Many vintage pencils are not comparable to contemporary pencils, either due to lack of pigment or some other factor. However, I had such a good experience making the apple sketch that I did something I rarely do in reviews of vintage pencils: I made comparison swatches with my most-often used contemporary water-soluble colored pencils. The swatches below show heavy applications of Faber-Castell Albrecht Durer, Caran d’Ache Supracolor and Caran d’Ache Museum Aquarelle next to the vintage Prismacolor. The Prismacolor competes very favorably in pigment content and solubility with all of them. In softness, it is probably closest to Supracolor but waxier in application.

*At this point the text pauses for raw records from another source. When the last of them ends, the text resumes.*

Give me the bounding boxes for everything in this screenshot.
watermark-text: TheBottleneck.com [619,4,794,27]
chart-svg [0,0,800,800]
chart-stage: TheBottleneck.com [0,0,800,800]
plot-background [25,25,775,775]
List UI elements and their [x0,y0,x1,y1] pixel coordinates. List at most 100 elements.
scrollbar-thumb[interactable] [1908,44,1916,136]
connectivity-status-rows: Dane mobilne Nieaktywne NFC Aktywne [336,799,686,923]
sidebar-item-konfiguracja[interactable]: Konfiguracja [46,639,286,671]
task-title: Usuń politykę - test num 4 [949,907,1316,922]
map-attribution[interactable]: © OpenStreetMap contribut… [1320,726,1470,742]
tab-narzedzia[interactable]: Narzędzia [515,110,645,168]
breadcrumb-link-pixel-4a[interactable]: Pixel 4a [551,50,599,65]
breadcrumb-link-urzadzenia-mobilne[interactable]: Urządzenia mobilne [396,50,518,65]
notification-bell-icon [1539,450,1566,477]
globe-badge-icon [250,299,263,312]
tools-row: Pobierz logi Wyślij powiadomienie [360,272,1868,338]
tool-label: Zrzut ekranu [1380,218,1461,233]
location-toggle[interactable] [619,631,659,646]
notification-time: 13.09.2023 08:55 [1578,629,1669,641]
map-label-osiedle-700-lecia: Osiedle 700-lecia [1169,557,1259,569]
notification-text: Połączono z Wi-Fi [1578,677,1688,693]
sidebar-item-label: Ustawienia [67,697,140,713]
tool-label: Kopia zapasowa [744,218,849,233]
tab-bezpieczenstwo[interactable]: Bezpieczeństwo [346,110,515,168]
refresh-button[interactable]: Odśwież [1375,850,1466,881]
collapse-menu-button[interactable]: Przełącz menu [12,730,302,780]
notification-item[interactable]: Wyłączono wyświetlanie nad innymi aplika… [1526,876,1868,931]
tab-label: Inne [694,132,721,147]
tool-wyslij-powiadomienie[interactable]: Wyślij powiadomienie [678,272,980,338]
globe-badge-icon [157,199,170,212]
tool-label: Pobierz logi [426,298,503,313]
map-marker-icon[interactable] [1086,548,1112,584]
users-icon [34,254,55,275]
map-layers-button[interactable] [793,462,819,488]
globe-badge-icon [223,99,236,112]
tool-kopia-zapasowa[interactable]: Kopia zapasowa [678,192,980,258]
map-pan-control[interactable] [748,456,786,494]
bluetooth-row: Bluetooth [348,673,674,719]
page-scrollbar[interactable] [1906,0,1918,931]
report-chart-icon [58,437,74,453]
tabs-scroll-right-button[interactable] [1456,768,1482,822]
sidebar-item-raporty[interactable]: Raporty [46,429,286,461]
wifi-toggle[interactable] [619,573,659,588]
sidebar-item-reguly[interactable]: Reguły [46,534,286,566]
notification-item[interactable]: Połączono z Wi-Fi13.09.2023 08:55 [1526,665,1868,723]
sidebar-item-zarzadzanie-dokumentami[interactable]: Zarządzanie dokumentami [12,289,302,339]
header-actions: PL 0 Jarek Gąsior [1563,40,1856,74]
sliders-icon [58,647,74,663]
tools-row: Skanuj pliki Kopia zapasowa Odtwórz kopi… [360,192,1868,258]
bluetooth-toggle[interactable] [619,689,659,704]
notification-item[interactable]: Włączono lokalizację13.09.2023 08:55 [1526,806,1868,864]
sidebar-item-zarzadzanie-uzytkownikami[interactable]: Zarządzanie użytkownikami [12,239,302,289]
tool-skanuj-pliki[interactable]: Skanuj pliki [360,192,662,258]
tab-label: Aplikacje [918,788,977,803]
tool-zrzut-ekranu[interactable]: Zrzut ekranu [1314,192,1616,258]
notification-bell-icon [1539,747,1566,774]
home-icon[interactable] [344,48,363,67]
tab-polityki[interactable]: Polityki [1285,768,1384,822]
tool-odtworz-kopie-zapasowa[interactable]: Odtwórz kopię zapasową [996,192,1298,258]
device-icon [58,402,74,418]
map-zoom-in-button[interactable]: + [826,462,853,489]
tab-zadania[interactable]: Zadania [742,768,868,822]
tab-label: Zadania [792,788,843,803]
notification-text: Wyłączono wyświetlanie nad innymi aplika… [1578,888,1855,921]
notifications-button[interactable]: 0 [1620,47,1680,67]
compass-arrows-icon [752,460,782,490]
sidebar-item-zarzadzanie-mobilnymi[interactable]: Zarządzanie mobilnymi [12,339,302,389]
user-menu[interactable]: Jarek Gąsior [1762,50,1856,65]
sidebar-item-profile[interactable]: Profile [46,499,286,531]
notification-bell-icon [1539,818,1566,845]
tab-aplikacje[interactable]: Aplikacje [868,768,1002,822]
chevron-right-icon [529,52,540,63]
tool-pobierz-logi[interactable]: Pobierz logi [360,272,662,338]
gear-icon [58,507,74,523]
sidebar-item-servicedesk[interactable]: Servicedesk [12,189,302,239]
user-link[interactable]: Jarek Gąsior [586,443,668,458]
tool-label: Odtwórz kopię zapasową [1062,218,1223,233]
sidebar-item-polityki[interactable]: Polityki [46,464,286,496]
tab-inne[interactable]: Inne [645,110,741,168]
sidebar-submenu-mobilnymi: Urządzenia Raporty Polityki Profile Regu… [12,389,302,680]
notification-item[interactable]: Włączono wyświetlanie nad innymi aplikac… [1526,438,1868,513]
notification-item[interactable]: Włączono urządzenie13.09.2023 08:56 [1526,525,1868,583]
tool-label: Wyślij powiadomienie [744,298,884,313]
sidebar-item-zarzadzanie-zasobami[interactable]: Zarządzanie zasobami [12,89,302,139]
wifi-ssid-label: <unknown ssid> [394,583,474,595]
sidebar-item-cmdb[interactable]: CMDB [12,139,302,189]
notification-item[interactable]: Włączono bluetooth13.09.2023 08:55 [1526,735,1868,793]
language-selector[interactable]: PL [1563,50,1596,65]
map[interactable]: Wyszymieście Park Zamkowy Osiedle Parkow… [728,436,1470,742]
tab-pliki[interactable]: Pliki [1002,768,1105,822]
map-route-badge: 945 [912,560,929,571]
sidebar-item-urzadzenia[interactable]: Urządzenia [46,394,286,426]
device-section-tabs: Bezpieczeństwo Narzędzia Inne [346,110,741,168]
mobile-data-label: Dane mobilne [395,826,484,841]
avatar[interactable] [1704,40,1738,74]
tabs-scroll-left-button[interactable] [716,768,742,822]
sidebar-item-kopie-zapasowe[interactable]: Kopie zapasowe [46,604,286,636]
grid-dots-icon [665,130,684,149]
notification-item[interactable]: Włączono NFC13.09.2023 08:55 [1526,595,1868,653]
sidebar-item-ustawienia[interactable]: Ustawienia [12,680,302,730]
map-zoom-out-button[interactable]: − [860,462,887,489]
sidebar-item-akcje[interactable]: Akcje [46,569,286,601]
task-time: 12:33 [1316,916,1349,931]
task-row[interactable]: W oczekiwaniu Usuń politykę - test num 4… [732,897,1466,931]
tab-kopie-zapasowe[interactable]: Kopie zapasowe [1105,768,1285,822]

I wonder if these old Prismacolors ever came in sets larger than 24. . . ? Looking at Mexican-made contemporary sets on Blick and Amazon, the largest seems to be 36 – a far cry from the staggering 150 colors available in Prismacolor Premier’s traditional line. Prismacolor is obviously not making the same investment in water-soluble colors, so perhaps that was always true.
Regardless of the number of colors available, I’d be leery of the quality of any contemporary Prismacolors (I’ve ranted about them previously . . . I had to toss a set after the cores continually broke as if already broken inside the barrel). But I’m going to keep poking around on eBay to see if a larger vintage set ever shows up (based on the price I paid, I don’t seem to have much competition from other buyers!). In the meantime, I’m delighted that I grabbed these pencils and will happily use them.
When I reviewed my Holland sketch kit, I mentioned that I was unhappy with the brick red I had been using and wanted to find a replacement. The Prismacolor set includes a Terra Cotta that might be what I’m looking for – I’m eager to give it a try in the field.